Patient Health Questionnaire-9 continuous
The PHQ-9 outcome was also analysed in its continuous form using a repeated measures multilevel linear mixed model following a similar procedure to those outlined above for the dichotomised PHQ-9 scores. The model made adjustments for the same covariates.
Clinical Outcomes in Routine Evaluation–Outcome Measure
The CORE-OM was analysed using a repeated measures multilevel linear mixed model following a similar procedure to that outlined above for the dichotomised PHQ-9 scores. The model adjusted for the same covariates but included the baseline CORE-OM score and not the baseline PHQ-9 score. If there was a missing response for no more than three items, then the overall score was still calculated by summing the valid responses and dividing by the number of valid responses.

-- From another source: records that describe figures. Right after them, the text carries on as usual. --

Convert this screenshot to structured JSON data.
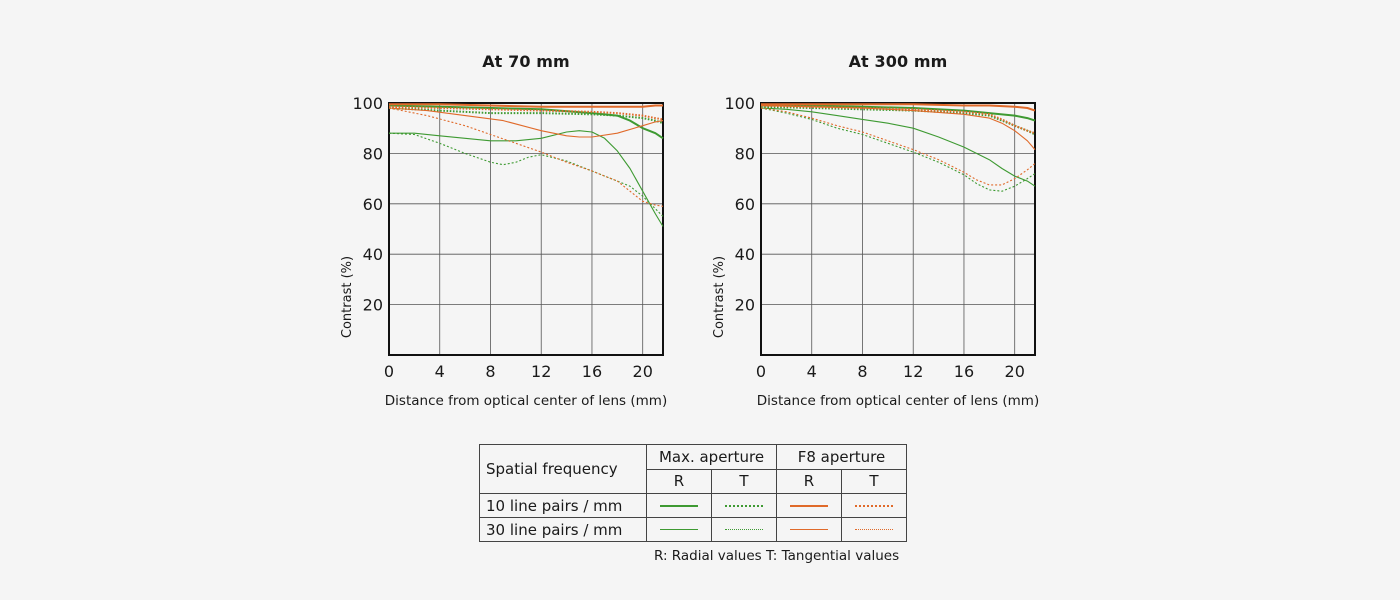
{
  "colors": {
    "green": "#3e9a32",
    "orange": "#e06a2a"
  },
  "chart_data": [
    {
      "type": "line",
      "title": "At 70 mm",
      "xlabel": "Distance from optical center of lens (mm)",
      "ylabel": "Contrast (%)",
      "xlim": [
        0,
        21.6
      ],
      "ylim": [
        0,
        100
      ],
      "xticks": [
        0,
        4,
        8,
        12,
        16,
        20
      ],
      "yticks": [
        20,
        40,
        60,
        80,
        100
      ],
      "grid": true,
      "series": [
        {
          "aperture": "Max. aperture",
          "frequency": "10 line pairs / mm",
          "component": "R",
          "x": [
            0,
            4,
            8,
            12,
            16,
            18,
            19,
            20,
            21,
            21.6
          ],
          "y": [
            99,
            98.5,
            98,
            97.5,
            96,
            95,
            93,
            90,
            88,
            86
          ]
        },
        {
          "aperture": "Max. aperture",
          "frequency": "10 line pairs / mm",
          "component": "T",
          "x": [
            0,
            4,
            8,
            12,
            16,
            18,
            20,
            21,
            21.6
          ],
          "y": [
            98,
            97,
            96,
            96,
            95.5,
            95,
            94,
            93,
            92
          ]
        },
        {
          "aperture": "F8 aperture",
          "frequency": "10 line pairs / mm",
          "component": "R",
          "x": [
            0,
            4,
            8,
            12,
            16,
            18,
            20,
            21,
            21.6
          ],
          "y": [
            99.5,
            99.5,
            99,
            98.5,
            98.5,
            98.5,
            98.5,
            99,
            99
          ]
        },
        {
          "aperture": "F8 aperture",
          "frequency": "10 line pairs / mm",
          "component": "T",
          "x": [
            0,
            4,
            8,
            12,
            16,
            18,
            20,
            21,
            21.6
          ],
          "y": [
            98.5,
            98,
            97.5,
            97,
            96.5,
            96,
            95,
            94,
            93.5
          ]
        },
        {
          "aperture": "Max. aperture",
          "frequency": "30 line pairs / mm",
          "component": "R",
          "x": [
            0,
            2,
            4,
            6,
            8,
            10,
            12,
            14,
            15,
            16,
            17,
            18,
            19,
            20,
            21,
            21.6
          ],
          "y": [
            88,
            88,
            87,
            86,
            85,
            85,
            86,
            88.5,
            89,
            88.5,
            86,
            81,
            74,
            65,
            56,
            51
          ]
        },
        {
          "aperture": "Max. aperture",
          "frequency": "30 line pairs / mm",
          "component": "T",
          "x": [
            0,
            2,
            4,
            6,
            8,
            9,
            10,
            11,
            12,
            14,
            16,
            18,
            19,
            20,
            21,
            21.6
          ],
          "y": [
            88,
            87.5,
            84,
            80,
            76.5,
            75.5,
            76.5,
            78.5,
            79.5,
            77,
            73,
            69,
            67,
            63,
            58,
            55
          ]
        },
        {
          "aperture": "F8 aperture",
          "frequency": "30 line pairs / mm",
          "component": "R",
          "x": [
            0,
            3,
            6,
            9,
            12,
            14,
            15,
            16,
            18,
            20,
            21,
            21.6
          ],
          "y": [
            98,
            97,
            95,
            93,
            89,
            87,
            86.5,
            86.5,
            88,
            91,
            92.5,
            93
          ]
        },
        {
          "aperture": "F8 aperture",
          "frequency": "30 line pairs / mm",
          "component": "T",
          "x": [
            0,
            3,
            6,
            8,
            10,
            12,
            14,
            16,
            18,
            19,
            20,
            21,
            21.6
          ],
          "y": [
            98,
            95,
            91,
            87.5,
            84,
            80.5,
            76.5,
            73,
            69,
            65,
            61,
            59.5,
            59
          ]
        }
      ]
    },
    {
      "type": "line",
      "title": "At 300 mm",
      "xlabel": "Distance from optical center of lens (mm)",
      "ylabel": "Contrast (%)",
      "xlim": [
        0,
        21.6
      ],
      "ylim": [
        0,
        100
      ],
      "xticks": [
        0,
        4,
        8,
        12,
        16,
        20
      ],
      "yticks": [
        20,
        40,
        60,
        80,
        100
      ],
      "grid": true,
      "series": [
        {
          "aperture": "Max. aperture",
          "frequency": "10 line pairs / mm",
          "component": "R",
          "x": [
            0,
            4,
            8,
            12,
            16,
            18,
            20,
            21,
            21.6
          ],
          "y": [
            99,
            99,
            98.5,
            98,
            97,
            96,
            95,
            94,
            93
          ]
        },
        {
          "aperture": "Max. aperture",
          "frequency": "10 line pairs / mm",
          "component": "T",
          "x": [
            0,
            4,
            8,
            12,
            16,
            18,
            19,
            20,
            21,
            21.6
          ],
          "y": [
            98.5,
            98,
            97.5,
            97,
            96,
            95,
            93,
            91,
            89,
            87.5
          ]
        },
        {
          "aperture": "F8 aperture",
          "frequency": "10 line pairs / mm",
          "component": "R",
          "x": [
            0,
            4,
            8,
            12,
            16,
            18,
            20,
            21,
            21.6
          ],
          "y": [
            99.5,
            99.5,
            99.5,
            99.5,
            99,
            99,
            98.5,
            98,
            97
          ]
        },
        {
          "aperture": "F8 aperture",
          "frequency": "10 line pairs / mm",
          "component": "T",
          "x": [
            0,
            4,
            8,
            12,
            16,
            18,
            19,
            20,
            21,
            21.6
          ],
          "y": [
            99,
            98.5,
            98,
            97.5,
            96.5,
            95.5,
            93.5,
            91,
            89,
            88
          ]
        },
        {
          "aperture": "Max. aperture",
          "frequency": "30 line pairs / mm",
          "component": "R",
          "x": [
            0,
            2,
            4,
            6,
            8,
            10,
            12,
            14,
            16,
            18,
            19,
            20,
            21,
            21.6
          ],
          "y": [
            98,
            97.5,
            96.5,
            95,
            93.5,
            92,
            90,
            86.5,
            82.5,
            77.5,
            74,
            71,
            69,
            67
          ]
        },
        {
          "aperture": "Max. aperture",
          "frequency": "30 line pairs / mm",
          "component": "T",
          "x": [
            0,
            2,
            4,
            6,
            8,
            10,
            12,
            14,
            16,
            17,
            18,
            19,
            20,
            21,
            21.6
          ],
          "y": [
            98,
            96,
            93.5,
            90,
            87.5,
            84,
            80.5,
            76.5,
            71.5,
            68,
            65.5,
            65,
            67,
            70,
            72
          ]
        },
        {
          "aperture": "F8 aperture",
          "frequency": "30 line pairs / mm",
          "component": "R",
          "x": [
            0,
            4,
            8,
            12,
            16,
            18,
            19,
            20,
            21,
            21.6
          ],
          "y": [
            99,
            98.5,
            98,
            97,
            95.5,
            94,
            92,
            89,
            85,
            81.5
          ]
        },
        {
          "aperture": "F8 aperture",
          "frequency": "30 line pairs / mm",
          "component": "T",
          "x": [
            0,
            2,
            4,
            6,
            8,
            10,
            12,
            14,
            16,
            17,
            18,
            19,
            20,
            21,
            21.6
          ],
          "y": [
            98,
            96.5,
            94,
            91,
            88.5,
            85,
            81.5,
            77.5,
            72.5,
            69.5,
            67.5,
            67.5,
            70,
            73.5,
            76
          ]
        }
      ]
    }
  ],
  "legend": {
    "spatial_frequency_label": "Spatial frequency",
    "max_aperture_label": "Max. aperture",
    "f8_aperture_label": "F8 aperture",
    "r_label": "R",
    "t_label": "T",
    "row_10": "10 line pairs / mm",
    "row_30": "30 line pairs / mm",
    "note": "R: Radial values  T: Tangential values"
  }
}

Short Form questionnaire-36 items Health Survey version 2
The HRQoL was measured using the SF-36v2 questionnaire at baseline and 4, 12 and 24 months. The scores for the individual SF-36v2 health components (physical functioning, role-physical, bodily pain, general health, role-emotional, vitality, social functioning and mental health) were summarised at each time point by group. For statistical analysis purposes, only the physical component summary (PCS) scores and mental component summary (MCS) scores were analysed to prevent problems caused by multiple testing. The SF-36v2 PCS and MCS scores were analysed using a repeated measures multilevel linear mixed model following a similar procedure to that outlined above for the dichotomised PHQ-9 scores. The model adjusted for the same covariates but included the baseline SF-36v2 score and not the baseline PHQ-9 score.
Adverse events
The number of adverse events and the number of participants experiencing those events were summarised overall and by group for non-serious adverse events (NSAEs) and SAEs separately. No statistical comparisons were undertaken.